The concentration of wealth and power at the top of the sport is slowly killing football. It is making the sport more predictable, less competitive, and less compelling. The unequal distribution of money makes the game more expensive; clubs at the top need to keep growing revenue to compete for signings, while clubs below the elite try to bridge the gap with ticket prices and shirt sales. The young and the poor are pushed out. Clubs further down the pyramid struggle to survive from year to year.
If football is stagnating, it is because of greed, and it is because of cowardice; the game’s authorities have wilted in the face of challenge at every turn. Big clubs will always push for more, but football’s governing bodies are the custodians of our game, and it is their job to push back; a job which for decades they have singularly failed to do. They shouldn’t have allowed such deep inequality to grow in the game. They shouldn’t have allowed billionaires linked to human rights abuses to buy Premier League clubs. They shouldn’t have allowed the game to be available only to those who can afford the subscriptions.
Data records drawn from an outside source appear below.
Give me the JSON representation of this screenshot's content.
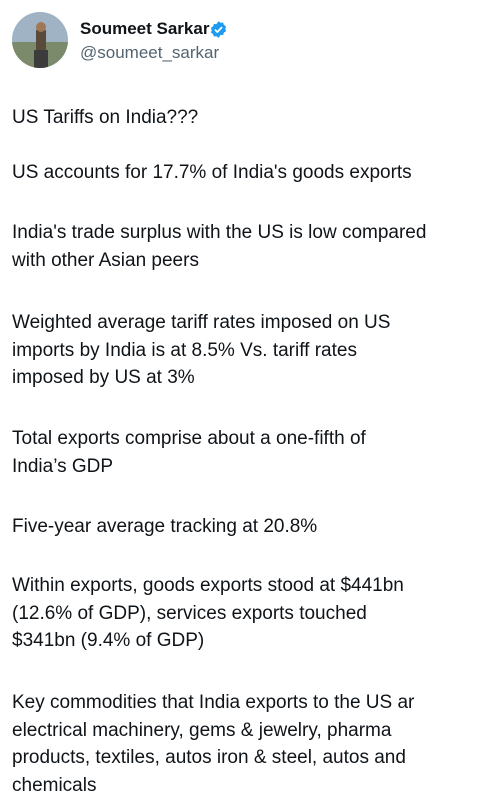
{
  "author": {
    "name": "Soumeet Sarkar",
    "handle": "@soumeet_sarkar"
  },
  "paragraphs": [
    [
      "US Tariffs on India???"
    ],
    [
      "US accounts for 17.7% of India's goods exports"
    ],
    [
      "India's trade surplus with the US is low compared",
      "with other Asian peers"
    ],
    [
      "Weighted average tariff rates imposed on US",
      "imports by India is at 8.5% Vs. tariff rates",
      "imposed by US at 3%"
    ],
    [
      "Total exports comprise about a one-fifth of",
      "India’s GDP"
    ],
    [
      "Five-year average tracking at 20.8%"
    ],
    [
      "Within exports, goods exports stood at $441bn",
      "(12.6% of GDP), services exports touched",
      "$341bn (9.4% of GDP)"
    ],
    [
      "Key commodities that India exports to the US ar",
      "electrical machinery, gems & jewelry, pharma",
      "products, textiles, autos iron & steel, autos and",
      "chemicals"
    ]
  ]
}
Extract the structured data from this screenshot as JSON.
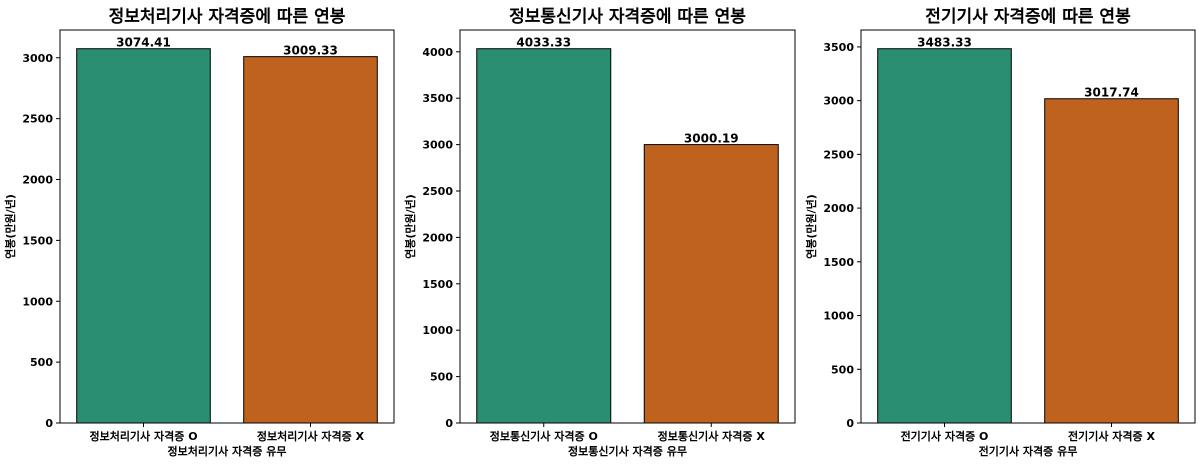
{
  "chart_data": [
    {
      "type": "bar",
      "title": "정보처리기사 자격증에 따른 연봉",
      "xlabel": "정보처리기사 자격증 유무",
      "ylabel": "연봉(만원/년)",
      "categories": [
        "정보처리기사 자격증 O",
        "정보처리기사 자격증 X"
      ],
      "values": [
        3074.41,
        3009.33
      ],
      "value_labels": [
        "3074.41",
        "3009.33"
      ],
      "colors": [
        "#2a8f72",
        "#bf621e"
      ],
      "ylim": [
        0,
        3228.13
      ],
      "yticks": [
        0,
        500,
        1000,
        1500,
        2000,
        2500,
        3000
      ],
      "grid": false
    },
    {
      "type": "bar",
      "title": "정보통신기사 자격증에 따른 연봉",
      "xlabel": "정보통신기사 자격증 유무",
      "ylabel": "연봉(만원/년)",
      "categories": [
        "정보통신기사 자격증 O",
        "정보통신기사 자격증 X"
      ],
      "values": [
        4033.33,
        3000.19
      ],
      "value_labels": [
        "4033.33",
        "3000.19"
      ],
      "colors": [
        "#2a8f72",
        "#bf621e"
      ],
      "ylim": [
        0,
        4235.0
      ],
      "yticks": [
        0,
        500,
        1000,
        1500,
        2000,
        2500,
        3000,
        3500,
        4000
      ],
      "grid": false
    },
    {
      "type": "bar",
      "title": "전기기사 자격증에 따른 연봉",
      "xlabel": "전기기사 자격증 유무",
      "ylabel": "연봉(만원/년)",
      "categories": [
        "전기기사 자격증 O",
        "전기기사 자격증 X"
      ],
      "values": [
        3483.33,
        3017.74
      ],
      "value_labels": [
        "3483.33",
        "3017.74"
      ],
      "colors": [
        "#2a8f72",
        "#bf621e"
      ],
      "ylim": [
        0,
        3657.5
      ],
      "yticks": [
        0,
        500,
        1000,
        1500,
        2000,
        2500,
        3000,
        3500
      ],
      "grid": false
    }
  ]
}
Tinkering around the edges isn’t going to fix the problems football faces. The solution lies in redistributing football’s vast riches in a much more equitable manner, and in the governing bodies remembering that their job is to protect the interests of football as a whole, whatever the richest clubs might demand.
Are there any teams that make an operating profit in the Football League and the National League? It seems to me that all this TV money has not actually increased the number of clubs in good financial health.